At the cost of: (In order of severity of lapse for the most part...)

--Increased Violence
(It's like a bear who decides to play with you and pats you, but ends up breaking your ribs. He can fight "gently" in that state and still do horrifying amounts of damage to the human body. He's used to fighting other things that regenerate after all... Instead of just killing you with a bullet, he might pull off your arms and legs to see what happens and sit there watching. Keep in mind that it's still Heine to some extent, and Heine has his own twisted "playful" side. That comes out in a really bad way in other words when this shows up.)
--Absolute Berserk Bloodlust
(It's been implied that when he reached what's presumably his absolute peak synch, the spine takes over and he mindlessly kills everyone--both friend and foe.)

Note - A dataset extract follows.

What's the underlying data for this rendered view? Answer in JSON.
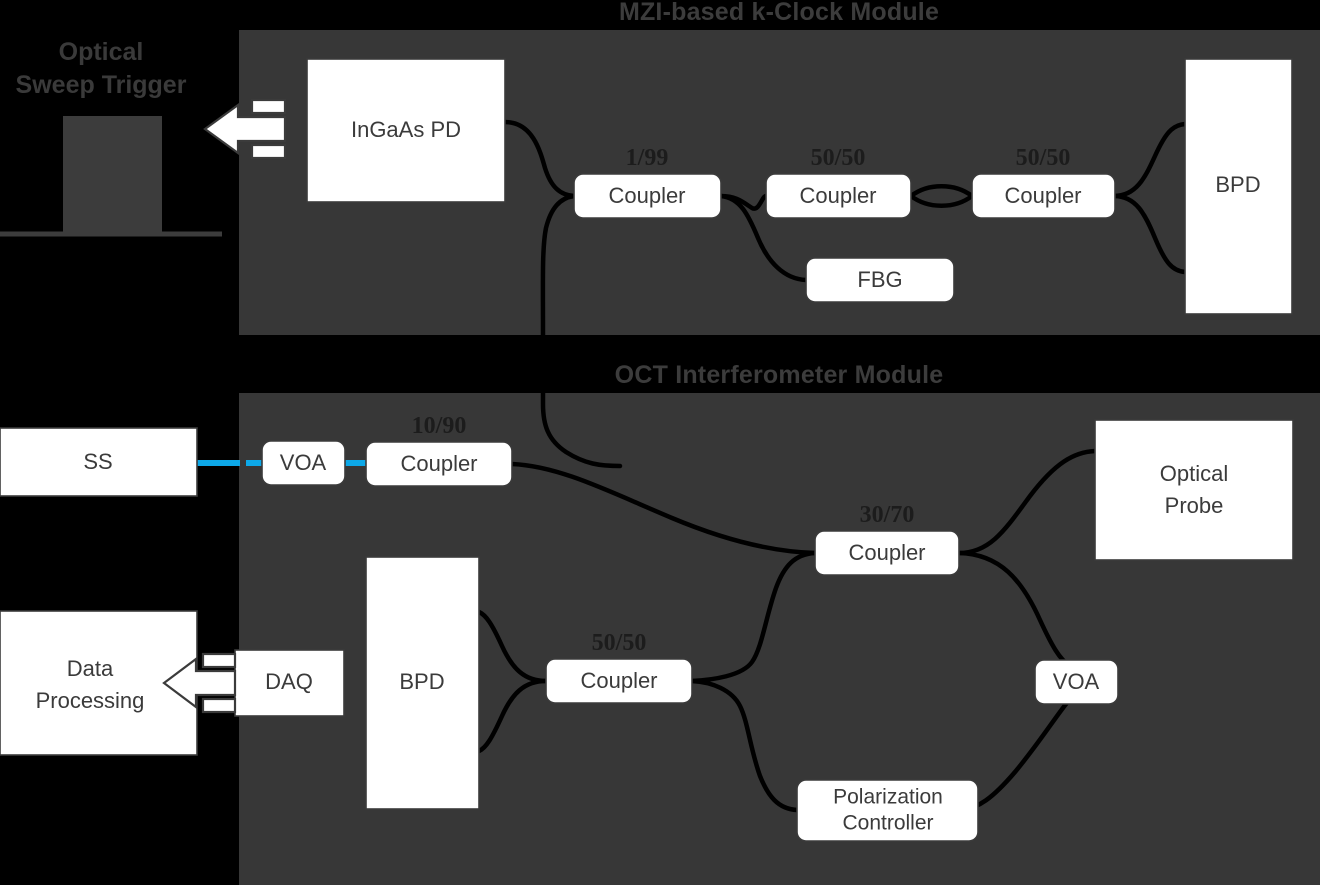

He can have bits of either in increments, too, then regain control of himself--though not before he's done some damage, generally speaking.

Possessions:
--Two guns in holsters. (White Mauser C-96 with chain, and a Black Luger P08) With two extra magazine clips each. (A mauser apparently shoots ten rounds, and a luger shoots nine.)
--Clothes.
(White jacket, neck!bandages, his ten billion seven silver earrings (six rings, one stud), leather gloves, rings underneath (One's shaped like an animal skull as near as I can tell. At least two rings.), pale gold sunglasses, white leather-coat-top thing, black undershirt, freaky buckle-pants, arse-kicker spiked platform-boots, belt, aforementioned gun-chain attached to the Mauser, spare clips, socks, undies of some sort or another... Not touching what kind in specifics, thank you. Why don't you ask him, hm? An arse-holster for both his guns. How he sits, I have no idea. And a wristwatch that he deliberately sets forward with perfect deadpan to try to keep Badou more on time.)
--One rather nasty pocketknife
(The one he pulled on Giovanni during their first recent!fight in the series? Yeh. That one.)
--A pack of emergency cigarettes for Badou
(Stupid addict.)
--Wallet with a few bills in it, no identification, and two keys.
(One goes to his weapons-locker, the other goes to his appartment.)
--A roll of spare neck!bandages.

Samples

First-Person Sample:
Hopefully these will work. If not, I'll be glad to put in another. He doesn't say much. >_> The first gives an example of his interaction-style, the second, an example of his net-interaction, and posting style.
I'll warn he's got a gutter-mouth, too, though.

-- Museboxing: in which Heine makes a fiery friend, and brushes off his little brother.
-- Dear_mun: In which Heine makes comment on the musebox events, and considers appage.

Third Person Sample:

*cough* Uhh...Hi? I'm the Gau mun. So...you don't actually need one?